Remember the webmaster, keeper of the keys to your institution’s website? While someone on your campus may still hold the title, we’re long past the days when the web was a one-person job.

Today’s college and university sites require a team working in concert, with clearly defined roles and a documented process for getting fresh content online fast. Fresh and fast—those adjectives are key. Your process needs to facilitate publishing, not put up roadblocks.

A basic web publishing workflow requires a contributor (or editor) and a reviewer/publisher. Sometimes those roles can collapse together—maybe you designate trusted contributors who can publish independently. Conversely, some processes build in additional checks.

Let’s lay out some principles that will help you design a process that works for your school and your team.


If you haven’t already expanded the team charged with content reviews and updates, now’s the time. The more capable folks you involve, the fewer barriers to keeping your site vibrant and current.

Content teams vary in size and composition. Look for the right mix of professionals and personalities. Team members don’t need to know code, but they do need to be interested in the details of the website and should know a lot about the programs they represent. Ideal contributors are genuinely curious and communicative, ready to help tell your institution’s story in an engaging way.


As you assemble your team, decide who can publish new or revised pages. Publishers closely review content, make fixes (or kick them back to contributors), and decide when material is ready to go live.

While you might deputize contributors to publish pages for their own units, you’ll likely want to keep responsibilities for the home page and other key pages centralized in whichever office “owns” the institutional website. Your central publishers effectively become captains for the whole web team.

Designate at least two central publishers who can back each other up, train colleagues, and maintain continuity. You might want all your publishers engaged every day, sharing responsibility for content review, or you may have them trade off. Regardless, be sure they all take regular hands-on roles and keep their skills fresh.


Occasional disagreements about content—whether it meets guidelines, where it gets placed, and so forth—are virtually inevitable. With that in mind, designate an authority who can make final decisions, and make sure they have backing in that role.

Your arbiter can be an active member of the web team or, even better, a unit director who is familiar with standards and processes, but generally not involved day to day. Assign this responsibility at the minimum practical level—you probably don’t want every content dispute going to a VP.
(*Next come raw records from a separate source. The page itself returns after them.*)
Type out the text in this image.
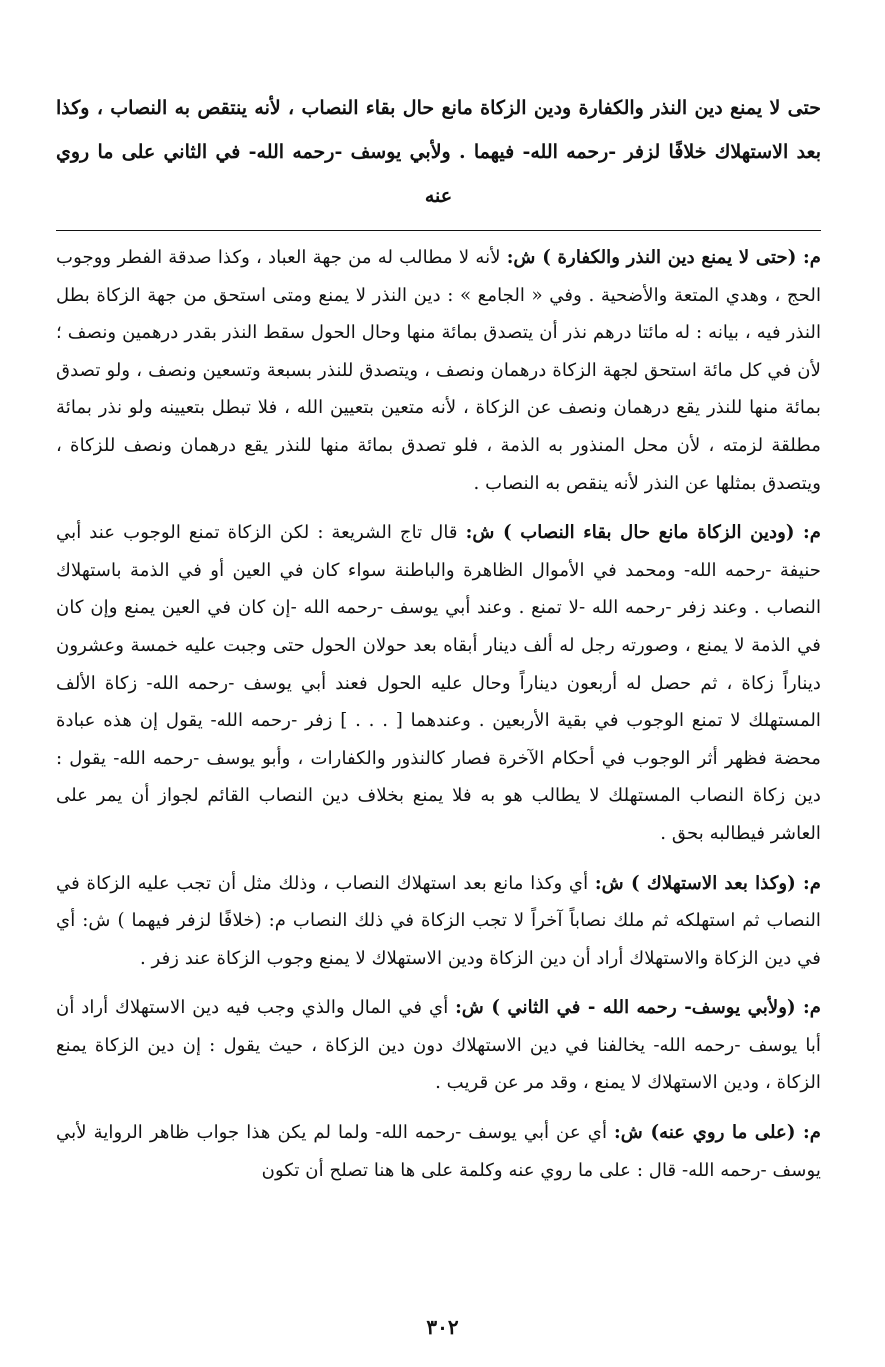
حتى لا يمنع دين النذر والكفارة ودين الزكاة مانع حال بقاء النصاب ، لأنه ينتقص به النصاب ، وكذا بعد الاستهلاك خلافًا لزفر -رحمه الله- فيهما . ولأبي يوسف -رحمه الله- في الثاني على ما روي عنه

م: (حتى لا يمنع دين النذر والكفارة ) ش: لأنه لا مطالب له من جهة العباد ، وكذا صدقة الفطر ووجوب الحج ، وهدي المتعة والأضحية . وفي « الجامع » : دين النذر لا يمنع ومتى استحق من جهة الزكاة بطل النذر فيه ، بيانه : له مائتا درهم نذر أن يتصدق بمائة منها وحال الحول سقط النذر بقدر درهمين ونصف ؛ لأن في كل مائة استحق لجهة الزكاة درهمان ونصف ، ويتصدق للنذر بسبعة وتسعين ونصف ، ولو تصدق بمائة منها للنذر يقع درهمان ونصف عن الزكاة ، لأنه متعين بتعيين الله ، فلا تبطل بتعيينه ولو نذر بمائة مطلقة لزمته ، لأن محل المنذور به الذمة ، فلو تصدق بمائة منها للنذر يقع درهمان ونصف للزكاة ، ويتصدق بمثلها عن النذر لأنه ينقص به النصاب .

م: (ودين الزكاة مانع حال بقاء النصاب ) ش: قال تاج الشريعة : لكن الزكاة تمنع الوجوب عند أبي حنيفة -رحمه الله- ومحمد في الأموال الظاهرة والباطنة سواء كان في العين أو في الذمة باستهلاك النصاب . وعند زفر -رحمه الله -لا تمنع . وعند أبي يوسف -رحمه الله -إن كان في العين يمنع وإن كان في الذمة لا يمنع ، وصورته رجل له ألف دينار أبقاه بعد حولان الحول حتى وجبت عليه خمسة وعشرون ديناراً زكاة ، ثم حصل له أربعون ديناراً وحال عليه الحول فعند أبي يوسف -رحمه الله- زكاة الألف المستهلك لا تمنع الوجوب في بقية الأربعين . وعندهما [ . . . ] زفر -رحمه الله- يقول إن هذه عبادة محضة فظهر أثر الوجوب في أحكام الآخرة فصار كالنذور والكفارات ، وأبو يوسف -رحمه الله- يقول : دين زكاة النصاب المستهلك لا يطالب هو به فلا يمنع بخلاف دين النصاب القائم لجواز أن يمر على العاشر فيطالبه بحق .

م: (وكذا بعد الاستهلاك ) ش: أي وكذا مانع بعد استهلاك النصاب ، وذلك مثل أن تجب عليه الزكاة في النصاب ثم استهلكه ثم ملك نصاباً آخراً لا تجب الزكاة في ذلك النصاب م: (خلافًا لزفر فيهما ) ش: أي في دين الزكاة والاستهلاك أراد أن دين الزكاة ودين الاستهلاك لا يمنع وجوب الزكاة عند زفر .

م: (ولأبي يوسف- رحمه الله - في الثاني ) ش: أي في المال والذي وجب فيه دين الاستهلاك أراد أن أبا يوسف -رحمه الله- يخالفنا في دين الاستهلاك دون دين الزكاة ، حيث يقول : إن دين الزكاة يمنع الزكاة ، ودين الاستهلاك لا يمنع ، وقد مر عن قريب .

م: (على ما روي عنه) ش: أي عن أبي يوسف -رحمه الله- ولما لم يكن هذا جواب ظاهر الرواية لأبي يوسف -رحمه الله- قال : على ما روي عنه وكلمة على ها هنا تصلح أن تكون

٣٠٢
Defining content types, editorial style, image standards, accessibility practices, and other basics can minimize disagreements. The best teams adopt a common content strategy and work toward shared goals.

Your guidelines should spell out what goes where. If your home page includes a prominent “hero” image or carousel, establish what this space is for and what content fits. Do the same for every element of your most prominent pages.

Also, establish a standard taxonomy for your content. Many sites rely on keywords or tags to automate publication and aid in search, so make sure your contributors are using the same set of terms.


A common content calendar can keep your site current. You don’t need to go overboard—just start with the essentials:

  • When major site features (e.g., the hero/carousel described above) should be refreshed
  • What new content will rotate into those key positions and when it needs to be ready
  • When every page on your site gets reviewed for currency and accessibility
  • Who’s responsible for new content development and routine reviews


Finally, choose the right tools for the job. A content management system (CMS) like OU Campus™ will make a process like the one we’ve outlined possible and sustainable.

With OU Campus, you can define permissions to match roles, design seamless workflows, make sure pages are fully accessible, and establish a strong institutional brand. A CMS should facilitate your process, not dictate it. If you haven’t adopted a CMS, or if you feel hemmed in by your current system, you owe OU Campus a closer look. Check it out today! Your campus could be ready for a change.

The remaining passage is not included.